Locked in immortal struggle, the two figures bristled with tightly wound energy, like two locomotives butting on the same track. Whispers of steam escaped from the corners of their clamped lips and the curlicues of their ears. Had I the slightest reflexes, I would have joined him in the fray, but some flaw of courage or instinct kept me stationary, a stoic witness to both my threat and my salvation. She panted and sneered at him, the anger pulsing at her temples. A small but distinctly metal squeak followed the
tightening vise of his five digits, and she cried out sharply and let go the club, which landed with a clunk in the sink. Cradling her wrist, Dolly slumped back against the counter. She would not look at me and turned her head, though the bitterness in her eyes reflected in the medicine cabinet mirror.

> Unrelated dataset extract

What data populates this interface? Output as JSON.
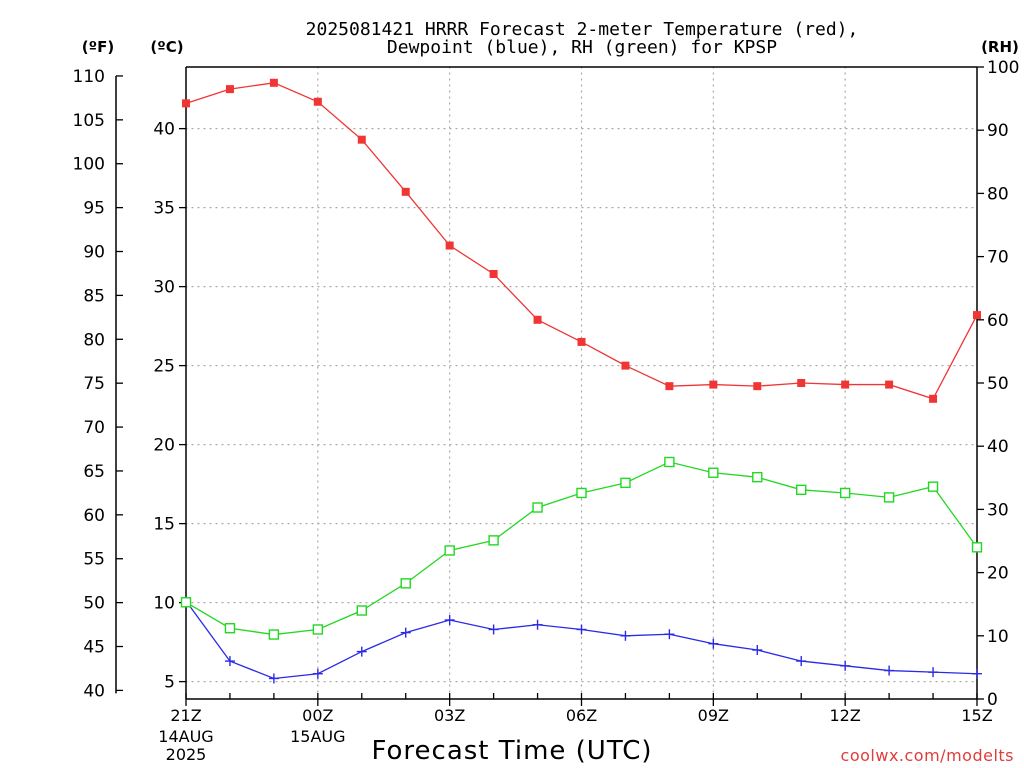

My head ached again, either from my ancient wound or the complex implications of her story. The pain was not only in my mind but also two or three spots on my chest and shoulders, phantom aches of an empathetic nature. Given the tenor of her story, I found myself oddly drawn to X’oots, the bear man, and his self-sacrifice, and totally appalled by the dog Chewing Ribs. Somewhere in the house, my gentle cat practiced his diffidence. Behind the cabinet doors, pharmaceuticals promised hope and relief—an aspirin, perhaps an ibuprofen. As I was debating over which to take, it occurred to me that an hour or so must have passed since Dolly entered the room and began her story. A sleeping pill might be in order, but I did not want to take one too close to the hour I was supposed to be awake.

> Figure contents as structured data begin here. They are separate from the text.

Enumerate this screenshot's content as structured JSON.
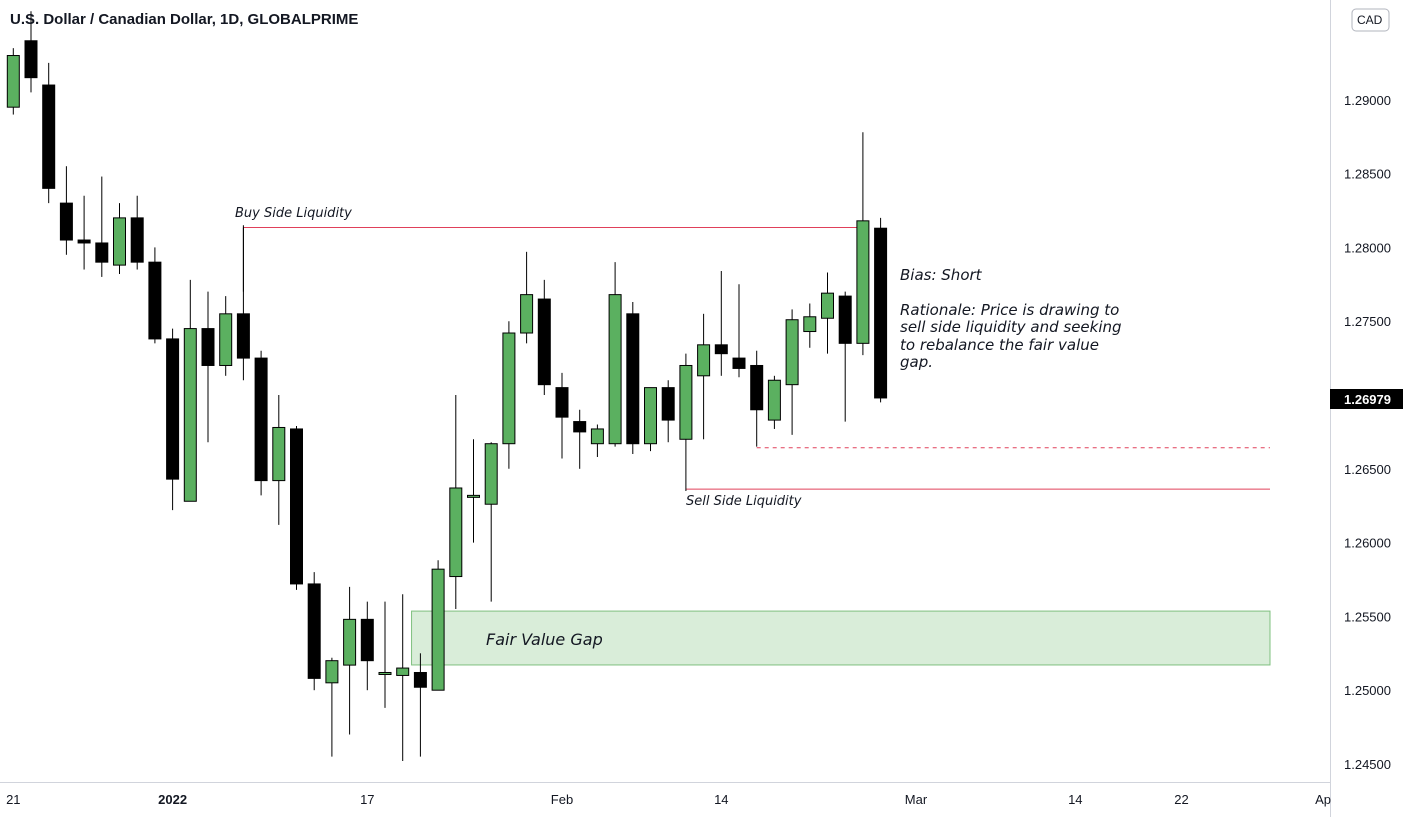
{
  "header": {
    "title": "U.S. Dollar / Canadian Dollar, 1D, GLOBALPRIME"
  },
  "currency_badge": "CAD",
  "last_price_label": "1.26979",
  "colors": {
    "up": "#5bb060",
    "down": "#000000",
    "level_line": "#e0405a",
    "fvg_fill": "#d9edd9",
    "fvg_border": "#7fc07f"
  },
  "chart_data": {
    "type": "candlestick",
    "symbol": "USDCAD",
    "interval": "1D",
    "y_ticks": [
      "1.29000",
      "1.28500",
      "1.28000",
      "1.27500",
      "1.26500",
      "1.26000",
      "1.25500",
      "1.25000",
      "1.24500"
    ],
    "ylim": [
      1.2435,
      1.2995
    ],
    "x_labels": [
      {
        "i": 0,
        "label": "21"
      },
      {
        "i": 9,
        "label": "2022"
      },
      {
        "i": 20,
        "label": "17"
      },
      {
        "i": 31,
        "label": "Feb"
      },
      {
        "i": 40,
        "label": "14"
      },
      {
        "i": 51,
        "label": "Mar"
      },
      {
        "i": 60,
        "label": "14"
      },
      {
        "i": 66,
        "label": "22"
      },
      {
        "i": 74,
        "label": "Ap"
      }
    ],
    "candles": [
      {
        "o": 1.2895,
        "h": 1.2935,
        "l": 1.289,
        "c": 1.293
      },
      {
        "o": 1.294,
        "h": 1.296,
        "l": 1.2905,
        "c": 1.2915
      },
      {
        "o": 1.291,
        "h": 1.2925,
        "l": 1.283,
        "c": 1.284
      },
      {
        "o": 1.283,
        "h": 1.2855,
        "l": 1.2795,
        "c": 1.2805
      },
      {
        "o": 1.2805,
        "h": 1.2835,
        "l": 1.2785,
        "c": 1.2803
      },
      {
        "o": 1.2803,
        "h": 1.2848,
        "l": 1.278,
        "c": 1.279
      },
      {
        "o": 1.2788,
        "h": 1.283,
        "l": 1.2782,
        "c": 1.282
      },
      {
        "o": 1.282,
        "h": 1.2835,
        "l": 1.2785,
        "c": 1.279
      },
      {
        "o": 1.279,
        "h": 1.28,
        "l": 1.2735,
        "c": 1.2738
      },
      {
        "o": 1.2738,
        "h": 1.2745,
        "l": 1.2622,
        "c": 1.2643
      },
      {
        "o": 1.2628,
        "h": 1.2778,
        "l": 1.2628,
        "c": 1.2745
      },
      {
        "o": 1.2745,
        "h": 1.277,
        "l": 1.2668,
        "c": 1.272
      },
      {
        "o": 1.272,
        "h": 1.2767,
        "l": 1.2713,
        "c": 1.2755
      },
      {
        "o": 1.2755,
        "h": 1.2815,
        "l": 1.271,
        "c": 1.2725
      },
      {
        "o": 1.2725,
        "h": 1.273,
        "l": 1.2632,
        "c": 1.2642
      },
      {
        "o": 1.2642,
        "h": 1.27,
        "l": 1.2612,
        "c": 1.2678
      },
      {
        "o": 1.2677,
        "h": 1.2679,
        "l": 1.2568,
        "c": 1.2572
      },
      {
        "o": 1.2572,
        "h": 1.258,
        "l": 1.25,
        "c": 1.2508
      },
      {
        "o": 1.2505,
        "h": 1.2522,
        "l": 1.2455,
        "c": 1.252
      },
      {
        "o": 1.2517,
        "h": 1.257,
        "l": 1.247,
        "c": 1.2548
      },
      {
        "o": 1.2548,
        "h": 1.256,
        "l": 1.25,
        "c": 1.252
      },
      {
        "o": 1.2512,
        "h": 1.256,
        "l": 1.2488,
        "c": 1.2512
      },
      {
        "o": 1.251,
        "h": 1.2565,
        "l": 1.2452,
        "c": 1.2515
      },
      {
        "o": 1.2512,
        "h": 1.2525,
        "l": 1.2455,
        "c": 1.2502
      },
      {
        "o": 1.25,
        "h": 1.2588,
        "l": 1.25,
        "c": 1.2582
      },
      {
        "o": 1.2577,
        "h": 1.27,
        "l": 1.2555,
        "c": 1.2637
      },
      {
        "o": 1.2632,
        "h": 1.267,
        "l": 1.26,
        "c": 1.2632
      },
      {
        "o": 1.2626,
        "h": 1.2668,
        "l": 1.256,
        "c": 1.2667
      },
      {
        "o": 1.2667,
        "h": 1.275,
        "l": 1.265,
        "c": 1.2742
      },
      {
        "o": 1.2742,
        "h": 1.2797,
        "l": 1.2735,
        "c": 1.2768
      },
      {
        "o": 1.2765,
        "h": 1.2778,
        "l": 1.27,
        "c": 1.2707
      },
      {
        "o": 1.2705,
        "h": 1.2715,
        "l": 1.2657,
        "c": 1.2685
      },
      {
        "o": 1.2682,
        "h": 1.269,
        "l": 1.265,
        "c": 1.2675
      },
      {
        "o": 1.2667,
        "h": 1.268,
        "l": 1.2658,
        "c": 1.2677
      },
      {
        "o": 1.2667,
        "h": 1.279,
        "l": 1.2665,
        "c": 1.2768
      },
      {
        "o": 1.2755,
        "h": 1.2763,
        "l": 1.266,
        "c": 1.2667
      },
      {
        "o": 1.2667,
        "h": 1.27,
        "l": 1.2662,
        "c": 1.2705
      },
      {
        "o": 1.2705,
        "h": 1.271,
        "l": 1.2668,
        "c": 1.2683
      },
      {
        "o": 1.267,
        "h": 1.2728,
        "l": 1.2635,
        "c": 1.272
      },
      {
        "o": 1.2713,
        "h": 1.2755,
        "l": 1.267,
        "c": 1.2734
      },
      {
        "o": 1.2734,
        "h": 1.2784,
        "l": 1.2713,
        "c": 1.2728
      },
      {
        "o": 1.2725,
        "h": 1.2775,
        "l": 1.2712,
        "c": 1.2718
      },
      {
        "o": 1.272,
        "h": 1.273,
        "l": 1.2665,
        "c": 1.269
      },
      {
        "o": 1.2683,
        "h": 1.2713,
        "l": 1.2677,
        "c": 1.271
      },
      {
        "o": 1.2707,
        "h": 1.2758,
        "l": 1.2673,
        "c": 1.2751
      },
      {
        "o": 1.2743,
        "h": 1.2762,
        "l": 1.2732,
        "c": 1.2753
      },
      {
        "o": 1.2752,
        "h": 1.2783,
        "l": 1.2728,
        "c": 1.2769
      },
      {
        "o": 1.2767,
        "h": 1.277,
        "l": 1.2682,
        "c": 1.2735
      },
      {
        "o": 1.2735,
        "h": 1.2878,
        "l": 1.2727,
        "c": 1.2818
      },
      {
        "o": 1.2813,
        "h": 1.282,
        "l": 1.2695,
        "c": 1.2698
      }
    ],
    "levels": [
      {
        "name": "buy-side-liquidity",
        "label": "Buy Side Liquidity",
        "price": 1.28135,
        "from_i": 13,
        "to_i": 48,
        "style": "solid"
      },
      {
        "name": "sell-side-liquidity",
        "label": "Sell Side Liquidity",
        "price": 1.26362,
        "from_i": 38,
        "to_i": 71,
        "style": "solid"
      },
      {
        "name": "dashed-level",
        "label": "",
        "price": 1.26643,
        "from_i": 42,
        "to_i": 71,
        "style": "dashed"
      }
    ],
    "zones": [
      {
        "name": "fair-value-gap",
        "label": "Fair Value Gap",
        "top": 1.25536,
        "bottom": 1.25171,
        "from_i": 22.5,
        "to_i": 71
      }
    ],
    "notes": {
      "bias": "Bias: Short",
      "rationale_lines": [
        "Rationale: Price is drawing to",
        "sell side liquidity and seeking",
        "to rebalance the fair value",
        "gap."
      ]
    }
  }
}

“Excuse me,” I said to them both and left to find the correct time. Without a word, they waved me off into the darkness just outside the bathroom door. The overhead light, which I had certainly turned on when fetching the bottle of whiskey, had been flicked off. Playing with the switch illuminated nothing, and the hall dripped dark as a tomb. From the bathroom, snatches of conversation rode the air. “… the sixteenth century,” she said. He asked, “So what have you been doing with yourself these five hundred years?” Surprised by the old man’s question, I looked back and saw him standing close in front of her, nearly pinning her to the counter, his left arm extended and his palm against the mirror, and Dolly leaning back, her shoulders squared, a coy smile parting her lips. Distracted by their flirtations, I tried to fathom how and why I was alone in the darkness. The light switch failed again, but the household stairs could be negotiated even if I were blind. Closing my eyes, I grabbed the railing and lifted my toes over the abyss.